Posted by Hates Idiots
Updated - 2nd Nov 2011
0 Votes
+ -
Really?
I was at Occupy Boston just two weeks ago, didn't smell a thing. But hey, maybe I missed it.
Posted by Christopher Mims
2nd Nov 2011
+1 Vote
+ -
Dancing with useful idiots
To: Boston Authorities
Subject: The neo-barbarians at the gate.
Hint: Alesia_Ceasar_Circumvallation_Contrvallation
Suggestion: See above_then block sewers and let nature takes it course.
Posted by Ravensthane
3rd Nov 2011
+2 Votes
+ -
Time for another Yiheyuan
Do these useful idiots have any value?
Do they have any knowledge of anything?

Useful idiots?
Useful to whom?
To politicians?

They do not understand the responsibilities of free citizens in a free society. They are exploiting the freedoms earned by the blood, sweat, and tears of productive Americans - freedoms we sadly extend to useful idiots and worthless, blood sucking, people on the dole. They are the enemies of any freedom loving American. It is time to act. Let the tanks roll down Chang'an Jie!
Posted by steve.hammill@...
Updated - 4th Nov 2011
+5 Votes
+ -
Ding! We have a winner...
...for the silliest post of the week.

The "occupiers" are hardly a model for anything sustainable. They are still totally dependent upon the surrounding society for their sustenance. They've just fooled themselves (and SmartPlanet apparently) into believing otherwise.
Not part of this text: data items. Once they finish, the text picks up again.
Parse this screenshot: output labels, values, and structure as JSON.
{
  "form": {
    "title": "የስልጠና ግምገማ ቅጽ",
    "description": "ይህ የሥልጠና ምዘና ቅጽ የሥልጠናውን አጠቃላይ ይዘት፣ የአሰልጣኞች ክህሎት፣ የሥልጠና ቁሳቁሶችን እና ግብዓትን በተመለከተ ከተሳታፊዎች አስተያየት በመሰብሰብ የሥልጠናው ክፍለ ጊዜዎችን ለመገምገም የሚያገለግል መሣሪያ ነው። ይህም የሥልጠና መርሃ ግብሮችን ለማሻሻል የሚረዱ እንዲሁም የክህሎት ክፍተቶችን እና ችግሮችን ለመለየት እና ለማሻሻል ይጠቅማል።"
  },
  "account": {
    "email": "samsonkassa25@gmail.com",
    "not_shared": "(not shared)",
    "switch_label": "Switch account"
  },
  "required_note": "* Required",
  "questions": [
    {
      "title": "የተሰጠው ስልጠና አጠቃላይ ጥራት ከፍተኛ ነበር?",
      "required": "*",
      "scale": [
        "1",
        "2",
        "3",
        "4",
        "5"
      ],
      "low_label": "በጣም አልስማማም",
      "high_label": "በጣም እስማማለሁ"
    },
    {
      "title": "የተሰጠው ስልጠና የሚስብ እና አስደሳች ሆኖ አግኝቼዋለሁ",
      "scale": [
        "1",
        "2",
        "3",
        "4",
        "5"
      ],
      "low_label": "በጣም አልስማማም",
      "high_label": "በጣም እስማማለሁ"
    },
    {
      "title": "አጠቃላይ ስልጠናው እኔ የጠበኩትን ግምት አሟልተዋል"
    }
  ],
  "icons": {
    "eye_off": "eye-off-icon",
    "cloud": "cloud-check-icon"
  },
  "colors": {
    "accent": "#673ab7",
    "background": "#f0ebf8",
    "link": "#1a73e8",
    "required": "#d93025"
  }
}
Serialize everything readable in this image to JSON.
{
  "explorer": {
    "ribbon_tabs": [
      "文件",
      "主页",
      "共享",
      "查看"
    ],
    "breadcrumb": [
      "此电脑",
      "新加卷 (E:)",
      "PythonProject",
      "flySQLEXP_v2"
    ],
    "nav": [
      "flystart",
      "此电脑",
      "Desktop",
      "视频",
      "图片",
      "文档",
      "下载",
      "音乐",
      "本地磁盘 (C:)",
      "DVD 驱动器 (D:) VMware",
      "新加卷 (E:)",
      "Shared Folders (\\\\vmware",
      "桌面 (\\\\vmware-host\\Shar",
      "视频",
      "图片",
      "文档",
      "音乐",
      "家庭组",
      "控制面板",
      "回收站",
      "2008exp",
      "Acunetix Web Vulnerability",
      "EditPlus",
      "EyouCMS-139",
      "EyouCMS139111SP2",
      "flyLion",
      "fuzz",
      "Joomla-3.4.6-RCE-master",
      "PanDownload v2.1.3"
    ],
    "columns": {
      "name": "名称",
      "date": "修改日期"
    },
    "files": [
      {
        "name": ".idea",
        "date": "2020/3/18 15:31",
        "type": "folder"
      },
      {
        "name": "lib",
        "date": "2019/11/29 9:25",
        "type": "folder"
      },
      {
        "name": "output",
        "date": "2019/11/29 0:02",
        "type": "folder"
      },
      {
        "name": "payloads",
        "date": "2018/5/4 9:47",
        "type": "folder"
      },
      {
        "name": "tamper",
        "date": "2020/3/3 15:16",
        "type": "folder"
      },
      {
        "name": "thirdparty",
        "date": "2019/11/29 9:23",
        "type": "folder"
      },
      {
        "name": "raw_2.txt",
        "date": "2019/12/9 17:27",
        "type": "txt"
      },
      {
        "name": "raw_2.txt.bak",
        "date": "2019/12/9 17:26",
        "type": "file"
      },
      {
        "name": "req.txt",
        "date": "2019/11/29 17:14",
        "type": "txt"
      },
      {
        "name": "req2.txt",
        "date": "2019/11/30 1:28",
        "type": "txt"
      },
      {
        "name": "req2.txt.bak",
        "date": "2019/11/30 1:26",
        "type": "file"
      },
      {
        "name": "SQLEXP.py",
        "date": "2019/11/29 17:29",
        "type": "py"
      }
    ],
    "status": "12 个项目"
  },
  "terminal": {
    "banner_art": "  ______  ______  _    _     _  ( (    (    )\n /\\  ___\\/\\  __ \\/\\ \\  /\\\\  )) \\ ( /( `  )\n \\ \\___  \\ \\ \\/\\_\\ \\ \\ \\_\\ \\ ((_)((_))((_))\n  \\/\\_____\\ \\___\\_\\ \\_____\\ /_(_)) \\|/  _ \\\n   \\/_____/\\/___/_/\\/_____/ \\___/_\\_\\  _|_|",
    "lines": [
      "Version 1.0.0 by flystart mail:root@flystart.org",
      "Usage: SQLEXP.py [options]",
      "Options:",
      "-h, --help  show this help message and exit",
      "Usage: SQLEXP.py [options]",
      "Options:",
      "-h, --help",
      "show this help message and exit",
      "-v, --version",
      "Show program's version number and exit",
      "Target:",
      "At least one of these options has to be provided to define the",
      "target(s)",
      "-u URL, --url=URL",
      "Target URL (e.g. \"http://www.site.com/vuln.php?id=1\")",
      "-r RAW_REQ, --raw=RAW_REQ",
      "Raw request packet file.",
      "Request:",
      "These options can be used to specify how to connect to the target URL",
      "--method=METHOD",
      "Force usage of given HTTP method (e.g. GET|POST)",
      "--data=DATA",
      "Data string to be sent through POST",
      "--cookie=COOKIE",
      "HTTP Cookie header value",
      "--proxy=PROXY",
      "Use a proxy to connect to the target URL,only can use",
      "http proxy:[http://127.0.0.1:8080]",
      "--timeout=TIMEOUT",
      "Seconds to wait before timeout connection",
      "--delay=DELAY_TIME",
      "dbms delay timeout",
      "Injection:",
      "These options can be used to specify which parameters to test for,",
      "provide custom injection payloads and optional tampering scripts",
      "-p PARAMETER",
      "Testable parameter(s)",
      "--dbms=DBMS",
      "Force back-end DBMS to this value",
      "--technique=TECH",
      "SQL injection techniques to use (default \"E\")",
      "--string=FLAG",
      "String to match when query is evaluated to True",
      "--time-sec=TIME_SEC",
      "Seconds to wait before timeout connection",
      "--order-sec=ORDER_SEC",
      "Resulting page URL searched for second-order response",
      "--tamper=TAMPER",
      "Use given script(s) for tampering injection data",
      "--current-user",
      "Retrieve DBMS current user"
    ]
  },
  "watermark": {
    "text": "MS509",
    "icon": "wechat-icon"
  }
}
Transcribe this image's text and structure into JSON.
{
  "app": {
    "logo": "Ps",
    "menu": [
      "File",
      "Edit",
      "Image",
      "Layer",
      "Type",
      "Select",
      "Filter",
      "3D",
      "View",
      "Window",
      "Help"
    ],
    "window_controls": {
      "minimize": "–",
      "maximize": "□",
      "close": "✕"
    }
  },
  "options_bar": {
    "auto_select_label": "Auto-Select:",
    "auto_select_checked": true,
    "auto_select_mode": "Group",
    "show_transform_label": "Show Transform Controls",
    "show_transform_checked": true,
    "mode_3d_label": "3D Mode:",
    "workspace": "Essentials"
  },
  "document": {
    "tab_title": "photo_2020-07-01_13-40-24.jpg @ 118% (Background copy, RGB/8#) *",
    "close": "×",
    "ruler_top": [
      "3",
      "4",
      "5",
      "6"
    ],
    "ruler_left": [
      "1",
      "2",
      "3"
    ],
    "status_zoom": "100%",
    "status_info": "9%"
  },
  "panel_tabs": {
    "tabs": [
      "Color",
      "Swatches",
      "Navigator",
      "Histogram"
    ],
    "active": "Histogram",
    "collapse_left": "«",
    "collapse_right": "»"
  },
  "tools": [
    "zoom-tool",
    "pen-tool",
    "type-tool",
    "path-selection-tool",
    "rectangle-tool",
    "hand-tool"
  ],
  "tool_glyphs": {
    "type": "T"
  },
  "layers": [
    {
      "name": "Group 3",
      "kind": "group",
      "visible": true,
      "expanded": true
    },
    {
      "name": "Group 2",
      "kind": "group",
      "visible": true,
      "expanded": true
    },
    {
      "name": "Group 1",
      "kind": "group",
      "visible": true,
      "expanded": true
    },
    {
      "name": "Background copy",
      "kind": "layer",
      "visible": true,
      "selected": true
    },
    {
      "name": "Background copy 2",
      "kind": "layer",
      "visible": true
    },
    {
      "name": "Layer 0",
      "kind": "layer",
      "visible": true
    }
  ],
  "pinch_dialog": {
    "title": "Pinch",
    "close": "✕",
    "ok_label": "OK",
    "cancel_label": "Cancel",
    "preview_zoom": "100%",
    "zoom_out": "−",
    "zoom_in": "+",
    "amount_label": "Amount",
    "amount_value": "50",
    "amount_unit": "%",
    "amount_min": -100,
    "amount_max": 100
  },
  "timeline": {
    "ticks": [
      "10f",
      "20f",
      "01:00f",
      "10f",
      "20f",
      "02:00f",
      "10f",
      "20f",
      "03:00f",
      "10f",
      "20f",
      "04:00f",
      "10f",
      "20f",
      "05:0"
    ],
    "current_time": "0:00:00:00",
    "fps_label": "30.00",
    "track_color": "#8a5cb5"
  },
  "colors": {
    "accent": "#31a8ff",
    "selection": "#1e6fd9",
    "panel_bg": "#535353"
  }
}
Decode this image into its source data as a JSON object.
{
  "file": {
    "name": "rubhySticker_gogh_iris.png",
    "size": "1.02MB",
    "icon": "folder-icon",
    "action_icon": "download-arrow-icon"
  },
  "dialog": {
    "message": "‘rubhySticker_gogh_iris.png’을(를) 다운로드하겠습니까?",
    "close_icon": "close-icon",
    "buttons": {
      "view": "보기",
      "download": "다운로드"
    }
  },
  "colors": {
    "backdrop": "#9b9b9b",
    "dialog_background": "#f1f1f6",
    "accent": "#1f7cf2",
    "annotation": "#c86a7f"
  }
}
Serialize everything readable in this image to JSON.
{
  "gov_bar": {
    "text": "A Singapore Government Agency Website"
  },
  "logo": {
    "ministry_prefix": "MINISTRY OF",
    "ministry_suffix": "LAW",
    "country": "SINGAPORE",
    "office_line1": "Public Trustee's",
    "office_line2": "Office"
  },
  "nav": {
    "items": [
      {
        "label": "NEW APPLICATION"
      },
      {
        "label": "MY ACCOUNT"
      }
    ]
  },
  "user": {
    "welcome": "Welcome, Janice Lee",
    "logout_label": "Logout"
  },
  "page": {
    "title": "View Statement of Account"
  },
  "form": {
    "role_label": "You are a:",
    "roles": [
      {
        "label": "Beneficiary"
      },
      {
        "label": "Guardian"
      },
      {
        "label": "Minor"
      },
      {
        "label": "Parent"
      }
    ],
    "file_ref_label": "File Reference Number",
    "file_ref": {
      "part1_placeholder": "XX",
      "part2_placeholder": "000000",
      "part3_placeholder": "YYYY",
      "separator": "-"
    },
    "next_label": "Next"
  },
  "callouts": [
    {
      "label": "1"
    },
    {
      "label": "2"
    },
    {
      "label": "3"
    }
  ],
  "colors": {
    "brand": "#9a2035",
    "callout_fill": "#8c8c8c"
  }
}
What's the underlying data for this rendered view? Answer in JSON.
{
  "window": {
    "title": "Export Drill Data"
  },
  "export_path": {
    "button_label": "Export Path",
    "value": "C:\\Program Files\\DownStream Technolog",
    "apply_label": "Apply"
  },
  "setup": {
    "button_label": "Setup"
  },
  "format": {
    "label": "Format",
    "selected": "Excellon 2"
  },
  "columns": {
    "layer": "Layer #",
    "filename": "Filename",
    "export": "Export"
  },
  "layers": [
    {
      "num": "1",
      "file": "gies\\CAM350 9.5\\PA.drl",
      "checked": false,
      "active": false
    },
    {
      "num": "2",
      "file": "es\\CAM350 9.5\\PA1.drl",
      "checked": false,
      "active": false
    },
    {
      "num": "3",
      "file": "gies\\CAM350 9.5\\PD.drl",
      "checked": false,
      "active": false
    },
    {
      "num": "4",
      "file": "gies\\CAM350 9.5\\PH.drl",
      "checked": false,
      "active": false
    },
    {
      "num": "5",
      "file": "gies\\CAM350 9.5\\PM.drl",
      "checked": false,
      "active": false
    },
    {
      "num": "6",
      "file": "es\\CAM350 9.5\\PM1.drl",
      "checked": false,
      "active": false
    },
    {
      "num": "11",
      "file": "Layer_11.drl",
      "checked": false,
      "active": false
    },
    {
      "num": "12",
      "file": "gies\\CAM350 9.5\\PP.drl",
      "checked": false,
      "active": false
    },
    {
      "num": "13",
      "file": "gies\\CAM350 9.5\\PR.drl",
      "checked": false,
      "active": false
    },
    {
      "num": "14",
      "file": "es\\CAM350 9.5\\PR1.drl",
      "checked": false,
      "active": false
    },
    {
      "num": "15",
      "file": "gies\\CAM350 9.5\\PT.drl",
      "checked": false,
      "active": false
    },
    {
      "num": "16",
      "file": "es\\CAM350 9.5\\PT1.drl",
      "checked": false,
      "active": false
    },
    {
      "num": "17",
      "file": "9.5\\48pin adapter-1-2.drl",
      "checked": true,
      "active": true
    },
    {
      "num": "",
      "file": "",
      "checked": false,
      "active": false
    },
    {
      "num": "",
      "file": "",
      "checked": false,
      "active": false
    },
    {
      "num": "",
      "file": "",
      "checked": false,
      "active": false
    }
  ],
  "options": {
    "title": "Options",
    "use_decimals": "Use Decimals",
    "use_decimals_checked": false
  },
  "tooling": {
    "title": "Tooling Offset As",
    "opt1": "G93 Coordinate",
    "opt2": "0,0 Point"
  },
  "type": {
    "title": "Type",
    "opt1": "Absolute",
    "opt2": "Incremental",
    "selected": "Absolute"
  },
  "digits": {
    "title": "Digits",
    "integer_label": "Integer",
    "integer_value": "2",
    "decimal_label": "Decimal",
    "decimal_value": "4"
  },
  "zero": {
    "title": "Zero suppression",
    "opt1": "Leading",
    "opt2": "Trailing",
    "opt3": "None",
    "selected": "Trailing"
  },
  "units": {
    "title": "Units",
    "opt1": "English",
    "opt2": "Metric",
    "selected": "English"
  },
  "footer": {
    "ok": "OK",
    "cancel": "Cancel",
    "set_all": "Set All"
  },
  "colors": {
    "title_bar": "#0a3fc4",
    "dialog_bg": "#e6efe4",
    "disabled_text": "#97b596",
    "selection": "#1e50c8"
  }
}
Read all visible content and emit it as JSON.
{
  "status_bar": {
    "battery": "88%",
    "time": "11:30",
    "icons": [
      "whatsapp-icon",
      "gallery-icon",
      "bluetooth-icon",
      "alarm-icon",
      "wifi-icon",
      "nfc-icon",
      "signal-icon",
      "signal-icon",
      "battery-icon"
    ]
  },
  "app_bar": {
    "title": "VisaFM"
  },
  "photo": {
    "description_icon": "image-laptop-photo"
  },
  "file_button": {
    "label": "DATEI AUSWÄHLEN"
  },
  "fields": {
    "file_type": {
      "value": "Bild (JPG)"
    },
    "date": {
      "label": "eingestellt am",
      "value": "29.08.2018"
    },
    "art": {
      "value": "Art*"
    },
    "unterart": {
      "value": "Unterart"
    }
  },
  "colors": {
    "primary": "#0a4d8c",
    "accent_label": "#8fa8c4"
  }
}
Their food and power comes from somewhere else, and their waste has to be removed to somewhere else, and treated by someone else. They are totally dependent upon the urban infrastructure. If this was taking place in post-apocalyptic America, these people would be among the first to perish.

The fact that they are "protesting" for society to give them the fruits of other people's labors only makes it all the more ironic.
Posted by JohnMcGrew@...
Updated - 4th Nov 2011
0 Votes
+ -
Riiiight
"...adequate sanitation?" You're joking, right? That's why there are pictures of them defecating on cop cars. That must be the author's version of "adequate sanitation." The Idiocracy is closer than I thought.